Runway man
I’m supposed to be sleeping because I’m supposed to be waking up in five hours. SFO to YVR to NRT. Tokyo Narita International Airport. You’ve heard about the guy who lives on a farm on the runway, right? Japan doesn’t have eminent domain, so nobody can force him to leave. I wouldn’t eat whatever he grows—all the jet exhaust—but, well, good for him. He’s really showing them. And a friend of a friend says he throws good parties.
In my mind the issue with airplanes is that they take you somewhere and then they bring you right back. You heft your old pack onto your shoulder, you feel both the burden and the lightness of departure, and then you come right back home to your room in San Francisco CA 94131 after six days of PTO. I can’t help but think that a real voyage takes years, and sometimes you don’t come back, and if you do it’s with a big idea and hundreds of boxes of dead beetles1. On a real voyage you ride with the gauchos and stand solemnly before the lofty Cordillera and walk alone under the southern stars… but when I open my eyes my plane is boarding and the imposing grandeur of the past won’t fit in the overhead bin. It never does.

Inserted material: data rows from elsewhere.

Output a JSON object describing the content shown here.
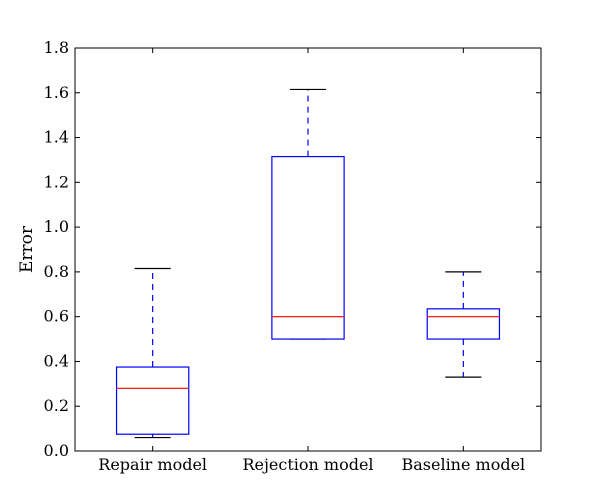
{
  "chart_data": {
    "type": "box",
    "title": "",
    "xlabel": "",
    "ylabel": "Error",
    "ylim": [
      0.0,
      1.8
    ],
    "yticks": [
      "0.0",
      "0.2",
      "0.4",
      "0.6",
      "0.8",
      "1.0",
      "1.2",
      "1.4",
      "1.6",
      "1.8"
    ],
    "categories": [
      "Repair model",
      "Rejection model",
      "Baseline model"
    ],
    "boxes": [
      {
        "label": "Repair model",
        "whisker_low": 0.06,
        "q1": 0.075,
        "median": 0.28,
        "q3": 0.375,
        "whisker_high": 0.815
      },
      {
        "label": "Rejection model",
        "whisker_low": 0.5,
        "q1": 0.5,
        "median": 0.6,
        "q3": 1.315,
        "whisker_high": 1.615
      },
      {
        "label": "Baseline model",
        "whisker_low": 0.33,
        "q1": 0.5,
        "median": 0.6,
        "q3": 0.635,
        "whisker_high": 0.8
      }
    ],
    "colors": {
      "box": "#0000ff",
      "median": "#ff0000",
      "whisker": "#0000ff",
      "cap": "#000000"
    },
    "grid": false,
    "legend": "none"
  }
}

The thing about August 9, 2024 in SFO, the thing about most times and places, is that almost none of them are Sekigahara in the October of 1600. In most times and places one does not have a long sword and a short sword and a lot of angry men to wave them at. It is not always obvious what to do or why to do it. It is not always obvious what to protect and what to let go. Many things matter until they’re out of sight, and some fill the universe only after they’re lost. And sometimes, sometimes you own a small rice paddy on the runway of the largest airport in Japan. Then, if instead of trading it for a condo in a luxury Tokyo high rise you work the field your father and grandfather tended before you and curse the planes when they come and point a beady eye at the flag of the country that let this happen—well, what else is there to say.
Stand proud, runway man.
See The Voyage of the Beagle, Charles Darwin.